As Observações sobre o Discurso que escreveu Manoel de Almeida e Sousa em favor dos direitos dominicaes da Coroa, donatarios, e particulares, saídas a público em 1814, com licença da Mesa do Desembargo do Paço, em Coimbra, na Real Imprensa da Universidade, foram a sua primeira obra impressa. Severamente pensada e solidamente fundamentada, é legítimo supor que a redação tivesse sido meticulosa e demorada, dado que a pressa nunca foi propícia a trabalhos desta natureza. Com os dados atuais é impossível computar com segurança o tempo durante o qual trabalhou no manuscrito, embora não seja inverosímil a hipótese de ter sido relativamente curto por lhe ser familiar o assunto. Os deveres do cargo de Provedor da Comarca de Coimbra obrigavam-no a estar ao corrente da situação de facto e de direito dos bens da Fazenda Pública, real ou concelhia, cumprindo-lhe, designadamente, fazer restituir os maninhos e baldios aos concelhos, quando se achassem possuídos por donatários, igrejas e mosteiros, sem título, não aproveitando neste caso a posse imemorial (Prov. de 26. Nov. 1766), entrar em todas as terras da comarca, por mais privilegiadas que fossem, como contadores da real fazenda (Inst. 4. Set. 1773 e C. L. 19. Julho. 1790), e não consentir “que donatário algum da Real Coroa se conserve em posse e uso de doações de bens, de jurisdições, de regalias e de privilégios, sem que tenham cartas ou confirmações das referidas doações, registadas nas mesmas Correições ou Provedorias” (Decreto de 17. Nov. 1801).

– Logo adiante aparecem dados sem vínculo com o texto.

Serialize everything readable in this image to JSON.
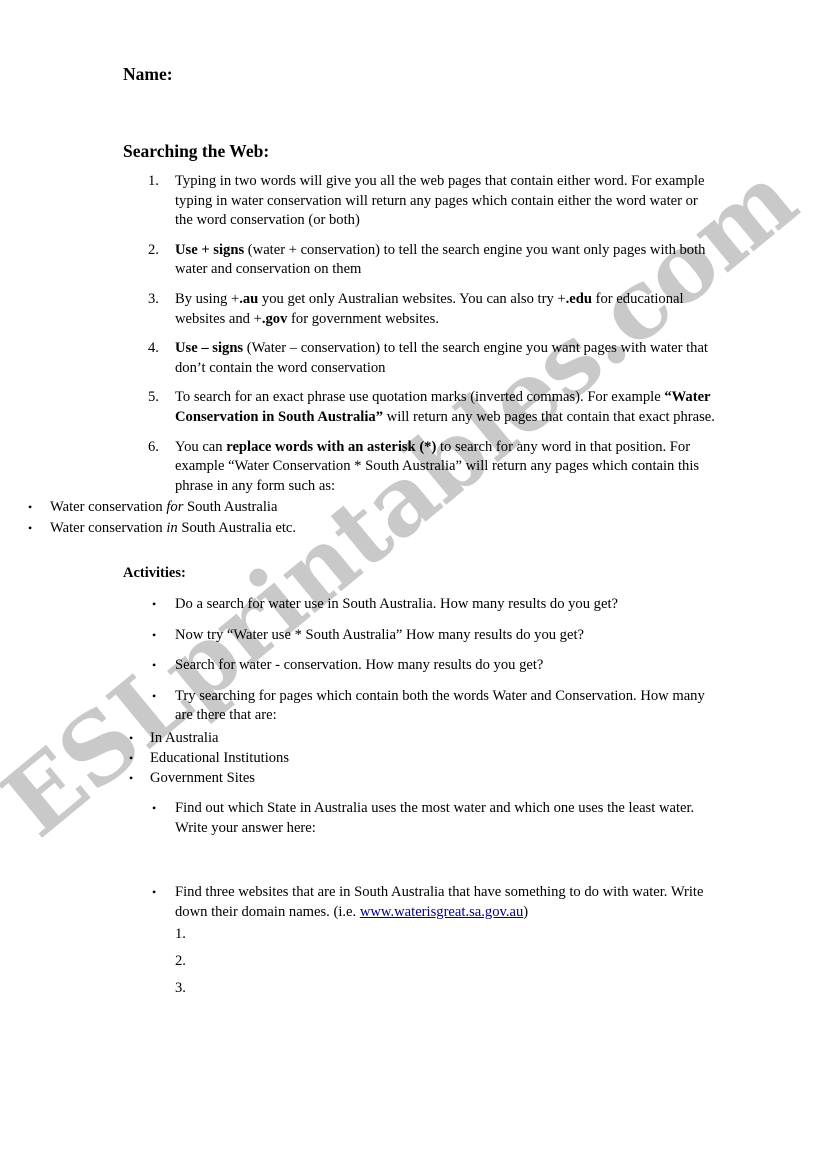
{
  "document": {
    "name_label": "Name:",
    "section_title": "Searching the Web:",
    "activities_title": "Activities:"
  },
  "colors": {
    "link": "#000080",
    "watermark": "#c9c9c9",
    "text": "#000000",
    "page_background": "#ffffff"
  },
  "watermark": {
    "text": "ESLprintables.com"
  },
  "tips": {
    "markers": [
      "1.",
      "2.",
      "3.",
      "4.",
      "5.",
      "6."
    ],
    "items": [
      {
        "id": "tip-either-word",
        "segments": [
          {
            "type": "plain",
            "text": "Typing in two words will give you all the web pages that contain either word. For example typing in water conservation will return any pages which contain either the word water or the word conservation (or both)"
          }
        ]
      },
      {
        "id": "tip-plus-signs",
        "segments": [
          {
            "type": "bold",
            "text": "Use + signs"
          },
          {
            "type": "plain",
            "text": " (water + conservation) to tell the search engine you want only pages with both water and conservation on them"
          }
        ]
      },
      {
        "id": "tip-domain-suffixes",
        "segments": [
          {
            "type": "plain",
            "text": "By using +"
          },
          {
            "type": "bold",
            "text": ".au"
          },
          {
            "type": "plain",
            "text": " you get only Australian websites.  You can also try +"
          },
          {
            "type": "bold",
            "text": ".edu"
          },
          {
            "type": "plain",
            "text": " for educational websites and +"
          },
          {
            "type": "bold",
            "text": ".gov"
          },
          {
            "type": "plain",
            "text": " for government websites."
          }
        ]
      },
      {
        "id": "tip-minus-signs",
        "segments": [
          {
            "type": "bold",
            "text": "Use – signs"
          },
          {
            "type": "plain",
            "text": " (Water – conservation) to tell the search engine you want pages with water that don’t contain the word conservation"
          }
        ]
      },
      {
        "id": "tip-quotation-marks",
        "segments": [
          {
            "type": "plain",
            "text": "To search for an exact phrase use quotation marks (inverted commas). For example "
          },
          {
            "type": "bold",
            "text": "“Water Conservation in South Australia”"
          },
          {
            "type": "plain",
            "text": " will return any web pages that contain that exact phrase."
          }
        ]
      },
      {
        "id": "tip-asterisk",
        "segments": [
          {
            "type": "plain",
            "text": "You can "
          },
          {
            "type": "bold",
            "text": "replace words with an asterisk (*)"
          },
          {
            "type": "plain",
            "text": " to search for any word in that position. For example “Water Conservation * South Australia” will return any pages which contain this phrase in any form such as:"
          }
        ],
        "subitems": [
          {
            "id": "example-for",
            "segments": [
              {
                "type": "plain",
                "text": "Water conservation "
              },
              {
                "type": "italic",
                "text": "for"
              },
              {
                "type": "plain",
                "text": "  South Australia"
              }
            ]
          },
          {
            "id": "example-in",
            "segments": [
              {
                "type": "plain",
                "text": "Water conservation "
              },
              {
                "type": "italic",
                "text": "in"
              },
              {
                "type": "plain",
                "text": "  South Australia etc."
              }
            ]
          }
        ]
      }
    ]
  },
  "activities": {
    "bullet_glyph": "•",
    "items": [
      {
        "id": "activity-water-use-sa",
        "segments": [
          {
            "type": "plain",
            "text": "Do a search for water use in South Australia. How many results do you get?"
          }
        ]
      },
      {
        "id": "activity-asterisk-search",
        "segments": [
          {
            "type": "plain",
            "text": "Now try “Water use * South Australia” How many results do you get?"
          }
        ]
      },
      {
        "id": "activity-minus-search",
        "segments": [
          {
            "type": "plain",
            "text": "Search for water - conservation. How many results do you get?"
          }
        ]
      },
      {
        "id": "activity-both-words",
        "segments": [
          {
            "type": "plain",
            "text": "Try searching for pages which contain both the words Water and Conservation. How many are there that are:"
          }
        ],
        "subitems": [
          {
            "id": "sub-in-australia",
            "segments": [
              {
                "type": "plain",
                "text": "In Australia"
              }
            ]
          },
          {
            "id": "sub-educational-institutions",
            "segments": [
              {
                "type": "plain",
                "text": "Educational Institutions"
              }
            ]
          },
          {
            "id": "sub-government-sites",
            "segments": [
              {
                "type": "plain",
                "text": "Government Sites"
              }
            ]
          }
        ]
      },
      {
        "id": "activity-most-least-water",
        "spacer_after": true,
        "segments": [
          {
            "type": "plain",
            "text": "Find out which State in Australia uses the most water and which one uses the least water. Write your answer here:"
          }
        ]
      },
      {
        "id": "activity-three-websites",
        "segments": [
          {
            "type": "plain",
            "text": "Find three websites that are in South Australia that have something to do with water. Write down their domain names. (i.e. "
          },
          {
            "type": "link",
            "text": "www.waterisgreat.sa.gov.au"
          },
          {
            "type": "plain",
            "text": ")"
          }
        ]
      }
    ],
    "answer_markers": [
      "1.",
      "2.",
      "3."
    ]
  }
}
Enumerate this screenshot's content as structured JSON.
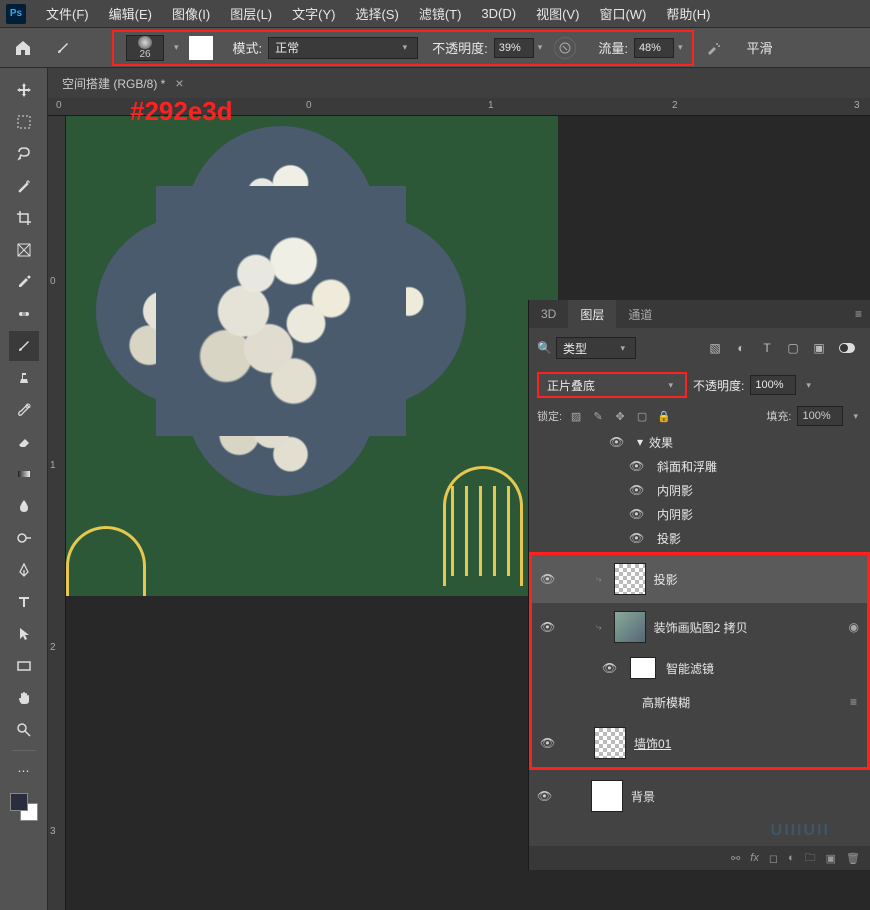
{
  "menubar": {
    "items": [
      "文件(F)",
      "编辑(E)",
      "图像(I)",
      "图层(L)",
      "文字(Y)",
      "选择(S)",
      "滤镜(T)",
      "3D(D)",
      "视图(V)",
      "窗口(W)",
      "帮助(H)"
    ]
  },
  "optbar": {
    "brush_size": "26",
    "mode_label": "模式:",
    "mode_value": "正常",
    "opacity_label": "不透明度:",
    "opacity_value": "39%",
    "flow_label": "流量:",
    "flow_value": "48%",
    "smooth_label": "平滑"
  },
  "tab": {
    "title": "空间搭建              (RGB/8) *"
  },
  "hex_annotation": "#292e3d",
  "ruler_h": [
    "0",
    "0",
    "1",
    "2",
    "3"
  ],
  "ruler_v": [
    "0",
    "1",
    "2",
    "3"
  ],
  "panel": {
    "tabs": [
      "3D",
      "图层",
      "通道"
    ],
    "filter_label": "类型",
    "blend_mode": "正片叠底",
    "opacity_label": "不透明度:",
    "opacity_value": "100%",
    "lock_label": "锁定:",
    "fill_label": "填充:",
    "fill_value": "100%",
    "fx": {
      "group": "效果",
      "items": [
        "斜面和浮雕",
        "内阴影",
        "内阴影",
        "投影"
      ]
    },
    "layers": [
      {
        "name": "投影"
      },
      {
        "name": "装饰画贴图2 拷贝"
      },
      {
        "smart": "智能滤镜"
      },
      {
        "blur": "高斯模糊"
      },
      {
        "name": "墙饰01"
      },
      {
        "name": "背景"
      }
    ]
  },
  "watermark": "UIIIUII"
}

O cabal conhecimento destas obrigações levou-o, sem dúvida, a refletir sobre alguns dos temas que Lobão haveria de versar no Discursoe, porventura, a acompanhar com interesse profissional e jurídico o desenrolar dos pleitos de Vila Nova de Monsarros no Juízo da Correição de Coimbra e na própria Relação do Porto, da qual já era desembargador honorário.

O facto, porém, que decisivamente inculca que a redação e publicação das Observações se levaram a cabo no decurso de um ano, pouco mais ou menos, desde a divulgação do Discurso, em 1813, à publicação da sentença da Relação do Porto, em 24 de Março de 1814, é o testemunho do pároco de Vila Nova de Monsarros, que em 25 de Novembro de 1814 participava a certo “Amigo Doutor” que “o Lobão, além do desgosto que recebeu com esta sentença, também ao mesmo tempo teve o de ver publicamente refutados os paradoxos, que tem publicado em seus escritos. O Desembargador Manuel Fernandes Tomás, e Provedor em Coimbra, é que tomou à sua conta esta empresa e me poupou o trabalho de responder ao que diz o Lobão sobre os Apontamentos que arranjei para fundamentar a defesa deste meu povo, quando o vi em aflição pela vexação do Cabido: deles se me têm tirado muitas cópias. O Lobão o produziu debaixo de outro título, e lhe chama papel sedicioso. O Provedor fustigou muito bem o Lobão, e com mais moderação do que eu faria se lhe respondesse, porque mais de uma vez me tem provocado.